BMC Infectious Diseases 2012, 12:77  doi:10.1186/1471-2334-12-77

Published: 30 March 2012

Abstract

Background

Rickettsia typhi (R. mooseri) is the causative agent of murine typhus. It is one of the most widely distributed flea-borne diseases with a relatively mild febrile initial illness with six to 14 days of incubation period. The bacterium is gram negative and an obligate intracellular pathogen. The disease is transmitted to humans and vertebrate host through fleabites or via contact with infected feces. This paper develops dose-response models of different routes of exposure for typhus in rodents.

Methods

Data from published articles were analyzed using parametric dose-response relationship models.
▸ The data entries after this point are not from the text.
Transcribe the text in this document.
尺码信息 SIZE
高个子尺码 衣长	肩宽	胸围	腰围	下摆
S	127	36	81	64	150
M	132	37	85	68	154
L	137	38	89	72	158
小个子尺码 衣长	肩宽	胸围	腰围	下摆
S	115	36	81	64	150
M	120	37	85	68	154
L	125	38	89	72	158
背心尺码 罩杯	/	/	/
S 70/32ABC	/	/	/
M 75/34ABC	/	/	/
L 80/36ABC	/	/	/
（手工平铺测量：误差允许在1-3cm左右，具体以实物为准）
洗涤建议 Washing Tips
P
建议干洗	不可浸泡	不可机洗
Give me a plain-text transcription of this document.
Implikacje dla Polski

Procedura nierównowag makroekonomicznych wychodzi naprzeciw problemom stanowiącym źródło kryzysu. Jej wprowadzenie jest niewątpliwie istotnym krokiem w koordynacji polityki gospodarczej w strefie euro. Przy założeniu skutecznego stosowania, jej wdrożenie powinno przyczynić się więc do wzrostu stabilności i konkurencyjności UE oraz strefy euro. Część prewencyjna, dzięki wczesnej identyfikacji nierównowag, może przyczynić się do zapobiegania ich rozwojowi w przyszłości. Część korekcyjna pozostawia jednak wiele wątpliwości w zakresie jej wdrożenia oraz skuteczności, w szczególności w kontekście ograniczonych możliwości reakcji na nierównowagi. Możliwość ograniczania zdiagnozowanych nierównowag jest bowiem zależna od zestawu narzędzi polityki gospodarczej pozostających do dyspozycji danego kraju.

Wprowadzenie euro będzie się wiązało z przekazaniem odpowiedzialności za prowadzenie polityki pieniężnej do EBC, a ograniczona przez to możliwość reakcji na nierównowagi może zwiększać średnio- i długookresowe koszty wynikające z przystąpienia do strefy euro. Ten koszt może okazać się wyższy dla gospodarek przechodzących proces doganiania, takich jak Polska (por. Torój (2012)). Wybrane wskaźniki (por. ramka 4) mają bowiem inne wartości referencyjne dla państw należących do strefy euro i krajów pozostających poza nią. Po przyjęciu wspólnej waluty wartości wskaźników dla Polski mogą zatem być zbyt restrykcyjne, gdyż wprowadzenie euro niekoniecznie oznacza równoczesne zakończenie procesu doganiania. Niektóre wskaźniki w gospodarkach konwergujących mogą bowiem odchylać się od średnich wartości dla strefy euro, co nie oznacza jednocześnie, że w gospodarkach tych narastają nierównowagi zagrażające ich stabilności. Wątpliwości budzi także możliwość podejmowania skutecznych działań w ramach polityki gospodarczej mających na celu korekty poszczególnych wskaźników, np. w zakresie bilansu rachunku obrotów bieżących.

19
Dose-response relationships were fit to data using the method of maximum likelihood estimation (MLE).

Results

Dose-response models quantifying the effects of different ages of rats and time post inoculation in BALB/c mice were analyzed in the study. Both the adult rats (inoculated intradermally) and newborn rats (inoculated subcutaneously) were best fit by exponential models and both distributions could be described by a single dose-response relationship. The BALB/C mice inoculated subcutaneously were best fit by Beta-Poisson models. The time post inoculation analysis showed that there was a definite time and response relationship existed in this case.

Conclusions

Intradermally or subcutaneously inoculated rats (adult and newborn) models suggest that less than 1 plaque-forming unit (PFU) (1.33 to 0.38 in 95% confidence limits) of the pathogen is enough to seroconvert 50% of the exposed population on average. For the BALB/c mouse time post inoculation model, an average dose of 0.28 plaque-forming units (PFU) (0.75 to 0.11 in 95% confidence limits) will seroconvert 50% of the exposed mice.